By Gerry Albert Corpuz
Can a foreigner be barred for entering the Philippines because of his or her previous participation in a protest action here? The answer is yes, going by the experience of a Bangladeshi peasant leader who was deported last March 30 even if his travel papers were in order.
Three international groups asked the Commission on Human Rights (CHR) to investigate Philippine immigration officials for the “extremely undemocratic” deportation of a Bangladeshi peasant activist who was barred from entering the country last March 30.
The Asian Peasant Coalition (APC), the Asia-Pacific Research Network (APRN) and the People’s Coalition on Food Sovereignty (PCFS) will file a petition in the CHR to look into the violations committed by local immigration officials in denying the entry of Badrul Alam, chairperson of Bangladesh Krishok Federation, to the Philippines to attend a meeting of Asian agricultural producers.
Last year’s Nobel Peace Prize nominee and social activist Dr. Irene Fernandez of Malaysia said that the Philippine government violated the fundamental rights of Alam like the right to association and freedom of assembly, saying the APC would also bring the current wave of deportation of peasant activists before the United Nations High Commission on Human Rights. “Badrul is not a terrorist or a convicted criminal.

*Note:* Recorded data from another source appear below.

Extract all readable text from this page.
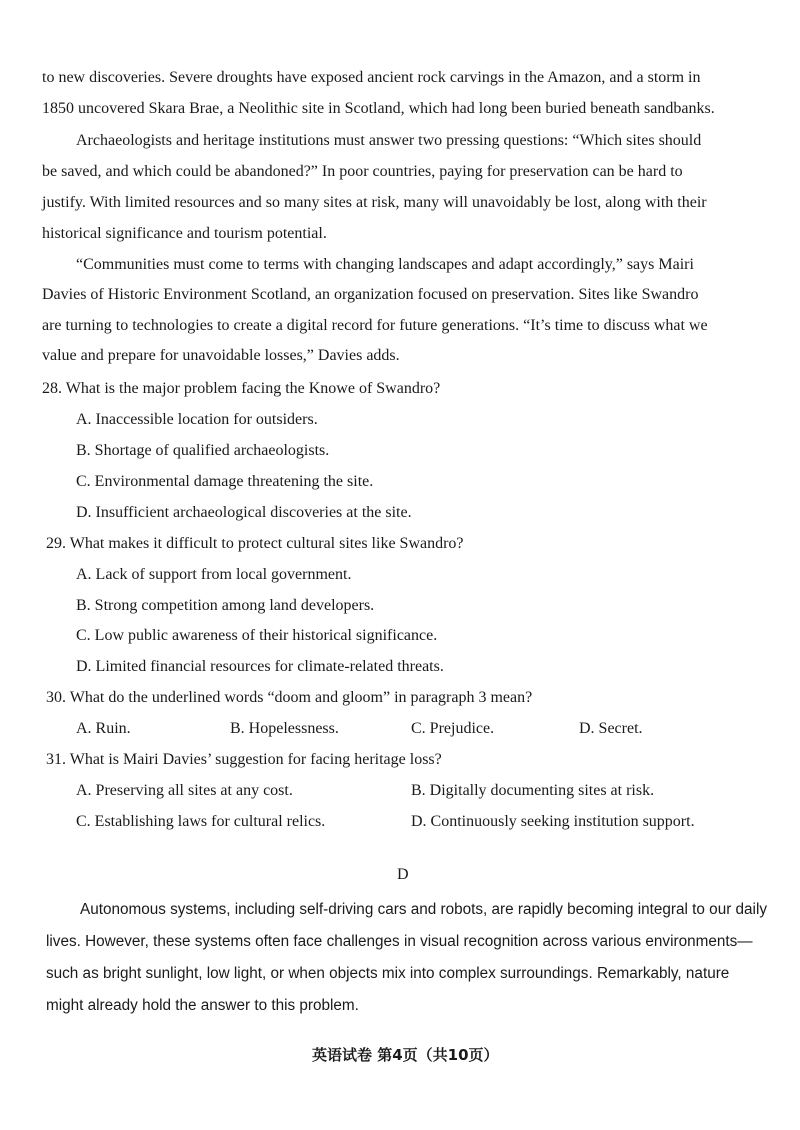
to new discoveries. Severe droughts have exposed ancient rock carvings in the Amazon, and a storm in
1850 uncovered Skara Brae, a Neolithic site in Scotland, which had long been buried beneath sandbanks.
Archaeologists and heritage institutions must answer two pressing questions: “Which sites should
be saved, and which could be abandoned?” In poor countries, paying for preservation can be hard to
justify. With limited resources and so many sites at risk, many will unavoidably be lost, along with their
historical significance and tourism potential.
“Communities must come to terms with changing landscapes and adapt accordingly,” says Mairi
Davies of Historic Environment Scotland, an organization focused on preservation. Sites like Swandro
are turning to technologies to create a digital record for future generations. “It’s time to discuss what we
value and prepare for unavoidable losses,” Davies adds.
28. What is the major problem facing the Knowe of Swandro?
A. Inaccessible location for outsiders.
B. Shortage of qualified archaeologists.
C. Environmental damage threatening the site.
D. Insufficient archaeological discoveries at the site.
29. What makes it difficult to protect cultural sites like Swandro?
A. Lack of support from local government.
B. Strong competition among land developers.
C. Low public awareness of their historical significance.
D. Limited financial resources for climate-related threats.
30. What do the underlined words “doom and gloom” in paragraph 3 mean?
A. Ruin.	B. Hopelessness.	C. Prejudice.	D. Secret.
31. What is Mairi Davies’ suggestion for facing heritage loss?
A. Preserving all sites at any cost.	B. Digitally documenting sites at risk.
C. Establishing laws for cultural relics.	D. Continuously seeking institution support.
D
Autonomous systems, including self-driving cars and robots, are rapidly becoming integral to our daily
lives. However, these systems often face challenges in visual recognition across various environments—
such as bright sunlight, low light, or when objects mix into complex surroundings. Remarkably, nature
might already hold the answer to this problem.
英语试卷 第4页（共10页）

He is an internationally known peasant activist highly regarded in the international community for his unwavering advocacy of peasant rights.”
Protest in Nepal, India
For his part, Prem Dangal of Nepal and APC chairperson said that the Philippine consulate in Dhaka, Bangladesh approved Alam’s visa, proving that his entry to the country is legal, moral and official and he did not apply as tourist, contrary to claims of immigration officials here.
Ferdinand Sampol, NAIA immigration officer, said that Alam was deported because he was on the immigration blacklist for joining an October 2005 peasant rally in Recto, Manila. He stressed that the Bangladeshi peasant activist violated one of the conditions of his stay in the country last year.
However, Dangal said that Alam was on an official visit last year because he applied for a visa and was approved by the Philippine consulate in Dhaka. He said that the Bangladeshi peasant leader also went through the same rigorous process when he traveled to the country to join an international meeting on food sovereignty sponsored by APRN scheduled from March 30 to April 3, 2006.
“This is over and above political harassment. This is political discrimination and repression rolled into one and executed by the very hostile administration of President Gloria Macapagal-Arroyo. We condemn this act to the highest order,” Dangal said.
Dangal said that his group in Nepal, the All Nepal Peasant Association (ANPA), will hold a rally on April 1 in Katmandu, Nepal to condemn Alam’s deportation. He expects more than 5,000 farmers to participate. Another protest will be held in India, according to Fatima Burnad, leader of all peasant women group India. She said that mass actions will also be held Dhaka by farmers to protest the deportation of Alam.